Most of the time when you want to gather information from a website to use in a coding project, say, if you wanted to display the top 10 posts from your business’s Facebook page on your website, you would get that information directly from Facebook using their API.
However, if a website doesn’t make the information you want available through an api, or if you’re trying to gather mass amounts of data from all over the web, you can go the higher effort route and straight up write a program to load the webpage just like your browser would, then look at the page and extract all the text/images/other stuff you want.

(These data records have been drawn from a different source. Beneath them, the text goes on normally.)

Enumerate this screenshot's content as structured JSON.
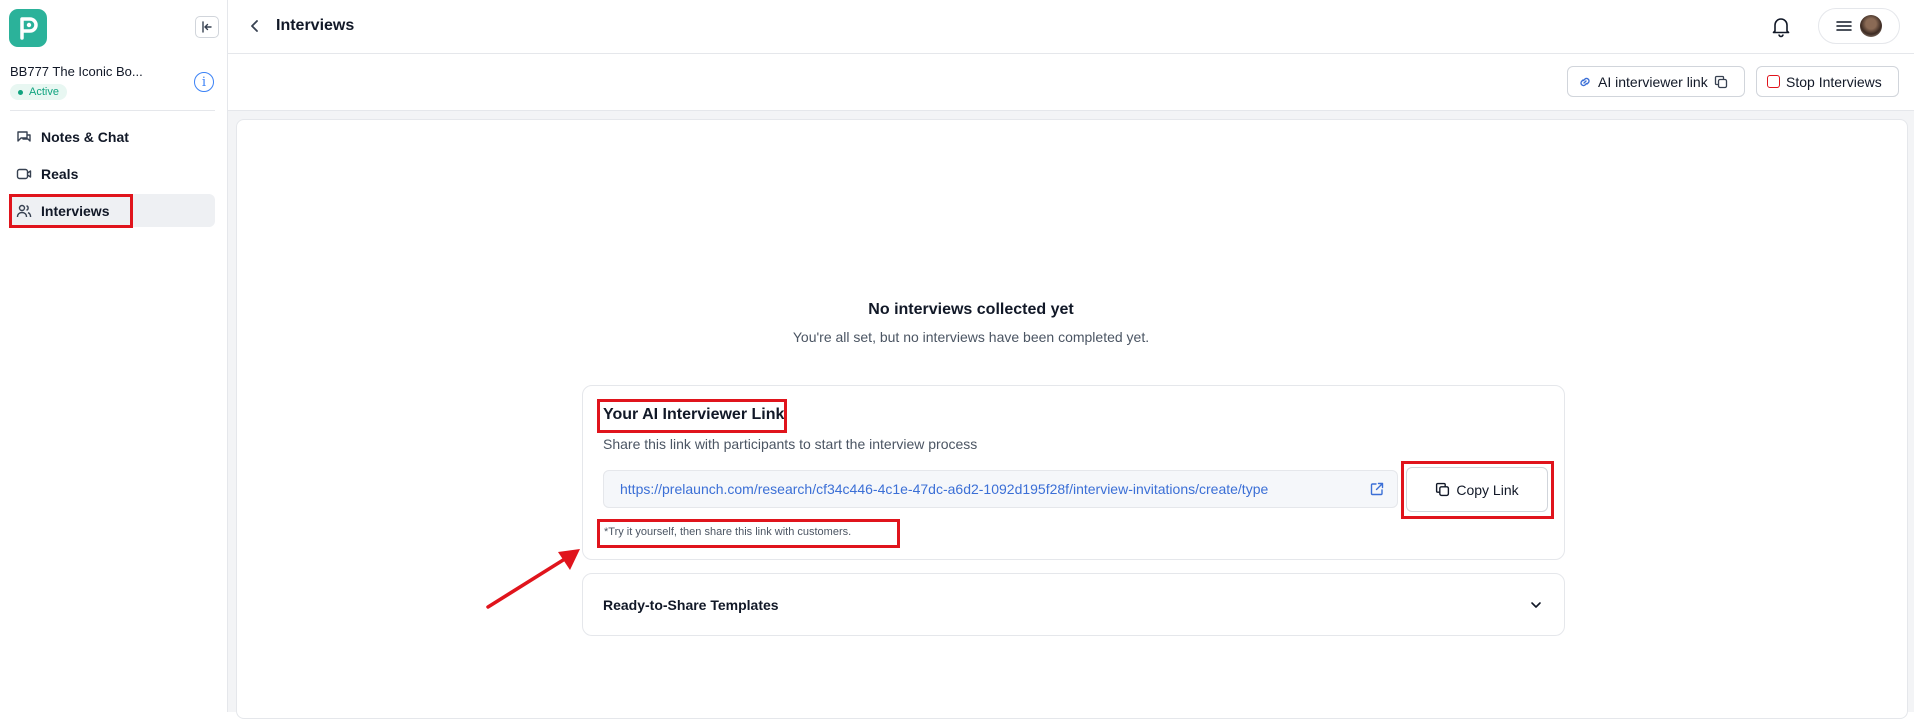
{
  "sidebar": {
    "project_name": "BB777 The Iconic Bo...",
    "status": "Active",
    "items": [
      {
        "label": "Notes & Chat",
        "icon": "chat-icon"
      },
      {
        "label": "Reals",
        "icon": "video-icon"
      },
      {
        "label": "Interviews",
        "icon": "users-icon",
        "active": true
      }
    ]
  },
  "header": {
    "title": "Interviews"
  },
  "subbar": {
    "ai_link_label": "AI interviewer link",
    "stop_label": "Stop Interviews"
  },
  "empty_state": {
    "title": "No interviews collected yet",
    "subtitle": "You're all set, but no interviews have been completed yet."
  },
  "link_card": {
    "title": "Your AI Interviewer Link",
    "description": "Share this link with participants to start the interview process",
    "url": "https://prelaunch.com/research/cf34c446-4c1e-47dc-a6d2-1092d195f28f/interview-invitations/create/type",
    "copy_label": "Copy Link",
    "hint": "*Try it yourself, then share this link with customers."
  },
  "templates": {
    "label": "Ready-to-Share Templates"
  },
  "colors": {
    "brand": "#2bb29a",
    "highlight": "#e0141c",
    "link": "#3b6fd6"
  }
}
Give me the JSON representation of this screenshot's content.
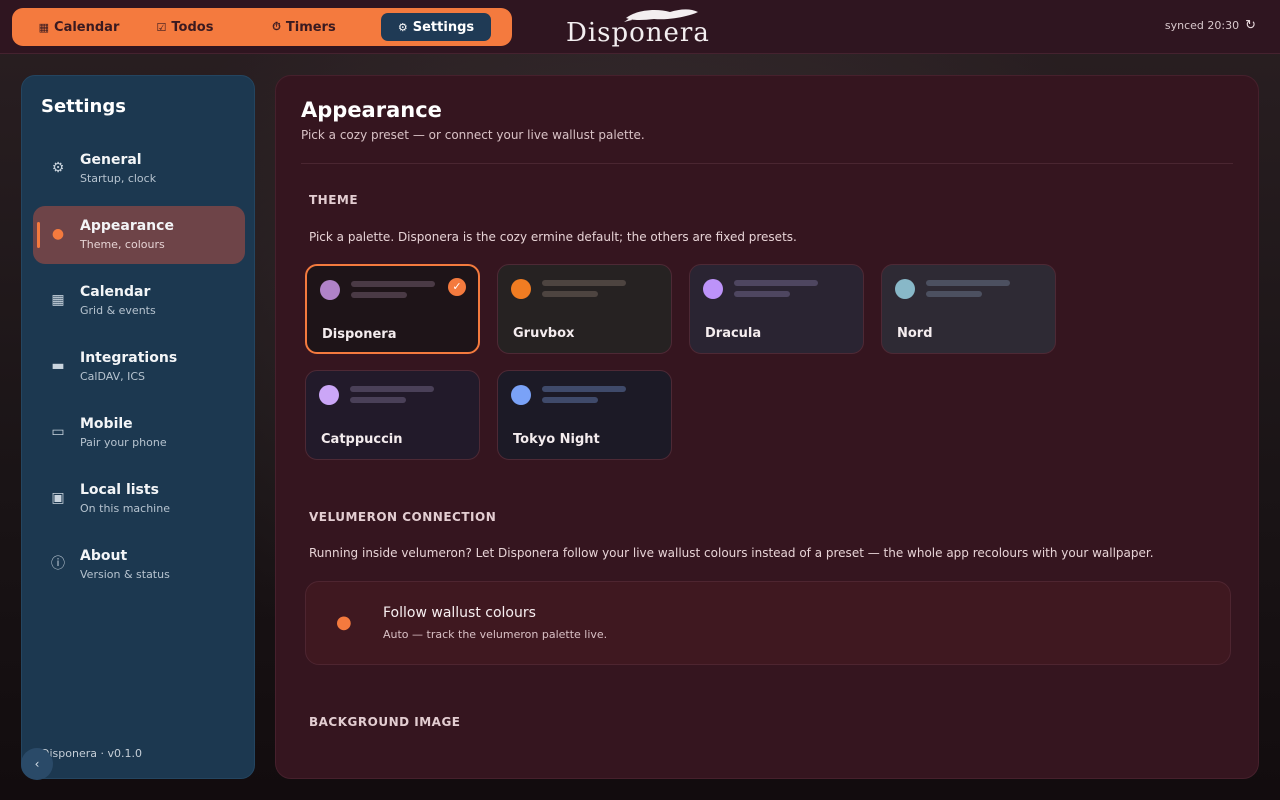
{
  "nav": {
    "tabs": [
      {
        "label": "Calendar",
        "icon": "calendar-icon"
      },
      {
        "label": "Todos",
        "icon": "check-square-icon"
      },
      {
        "label": "Timers",
        "icon": "stopwatch-icon"
      },
      {
        "label": "Settings",
        "icon": "gear-icon"
      }
    ],
    "active": "Settings"
  },
  "logo": {
    "text": "Disponera"
  },
  "sync": {
    "status": "synced 20:30"
  },
  "sidebar": {
    "title": "Settings",
    "items": [
      {
        "label": "General",
        "sub": "Startup, clock",
        "icon": "gear-icon"
      },
      {
        "label": "Appearance",
        "sub": "Theme, colours",
        "icon": "palette-icon"
      },
      {
        "label": "Calendar",
        "sub": "Grid & events",
        "icon": "calendar-icon"
      },
      {
        "label": "Integrations",
        "sub": "CalDAV, ICS",
        "icon": "monitor-icon"
      },
      {
        "label": "Mobile",
        "sub": "Pair your phone",
        "icon": "car-icon"
      },
      {
        "label": "Local lists",
        "sub": "On this machine",
        "icon": "folder-plus-icon"
      },
      {
        "label": "About",
        "sub": "Version & status",
        "icon": "info-icon"
      }
    ],
    "active": "Appearance",
    "footer": "Disponera · v0.1.0"
  },
  "main": {
    "title": "Appearance",
    "subtitle": "Pick a cozy preset — or connect your live wallust palette.",
    "theme": {
      "heading": "THEME",
      "description": "Pick a palette. Disponera is the cozy ermine default; the others are fixed presets.",
      "presets": [
        {
          "name": "Disponera",
          "dot": "#b082c8",
          "bg": "#1e1418",
          "bar": "#4a3a45",
          "selected": true
        },
        {
          "name": "Gruvbox",
          "dot": "#f07c22",
          "bg": "#262222",
          "bar": "#4d4440",
          "selected": false
        },
        {
          "name": "Dracula",
          "dot": "#bd93f9",
          "bg": "#2a2432",
          "bar": "#4e4660",
          "selected": false
        },
        {
          "name": "Nord",
          "dot": "#88b8c8",
          "bg": "#2e2a34",
          "bar": "#4c5060",
          "selected": false
        },
        {
          "name": "Catppuccin",
          "dot": "#cba6f7",
          "bg": "#221a2a",
          "bar": "#4a4058",
          "selected": false
        },
        {
          "name": "Tokyo Night",
          "dot": "#7aa2f7",
          "bg": "#1c1a26",
          "bar": "#3f4a6a",
          "selected": false
        }
      ]
    },
    "velumeron": {
      "heading": "VELUMERON CONNECTION",
      "description": "Running inside velumeron? Let Disponera follow your live wallust colours instead of a preset — the whole app recolours with your wallpaper.",
      "card_title": "Follow wallust colours",
      "card_sub": "Auto — track the velumeron palette live.",
      "icon": "palette-icon"
    },
    "background": {
      "heading": "BACKGROUND IMAGE"
    }
  },
  "colors": {
    "accent": "#f47a3e",
    "sidebar": "#1c3850",
    "panel": "#35151f"
  }
}
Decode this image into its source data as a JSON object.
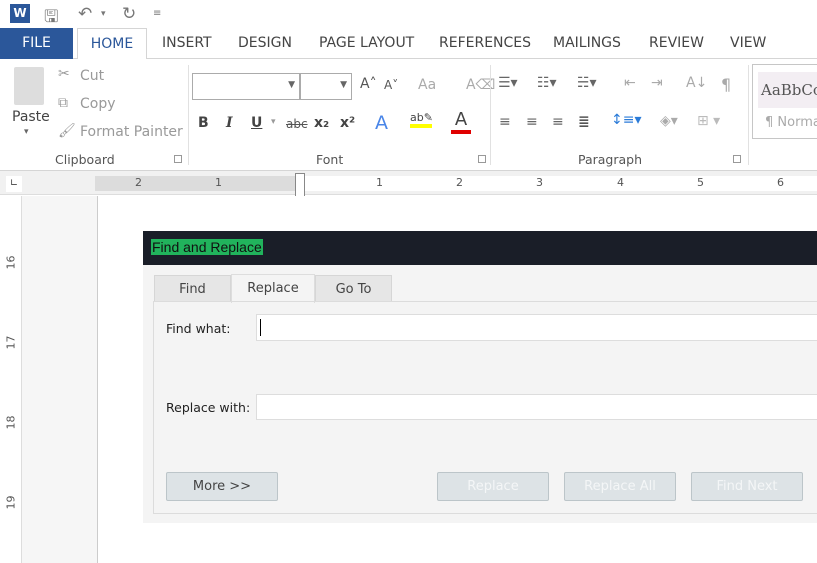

That is data scraping, and big companies like Reddit don’t like it because it means people are able to get around paying to use their API.
Data scraping on its own isn’t bad, but it’s the main technique that’s been used to gather the huge quantities of data that are need to train AI models like ChatGPT and Midjourney. Since data scraping bots don’t exactly stop to check the copyright license of whatever text/images/other stuff they are gathering, and it’s very difficult to go back and check once a piece of data has been separated from the original context from which it was scraped, AI companies that use them have been getting away with borderline copyright infringement under the excuse that “they cannot possibly know whether a piece of content is copyrighted or not.”
Data scraping is simply finding data – no matter what it is – out on the internet intended for human consumption, but having a bot (ie. software) collect the data instead. “Data” could be actual tables of information like weather reports, or it could be news articles on the front page of the New York Times.
Why is it bad? Well, this isn’t the intended use of the information on the web site. There are “better” ways for people to get the data, and maybe those methods are intended to be behind some kind of pay-wall. Using the human-intended version of a web page probably serves ads, which the bot won’t load and display. Statistics tracking on the bot is going to throw off said statistics compared to humans.
It’s one of those weird edge cases whose morality is questionable. The information is generally available, but it wasn’t intended to be slurped up by a bot at high speed and now people are disturbed by it, from bots loading more data than humans, to the fact that you’re trying to avoid the pay-wall, to trying to collect data to build your own database for your own purposes.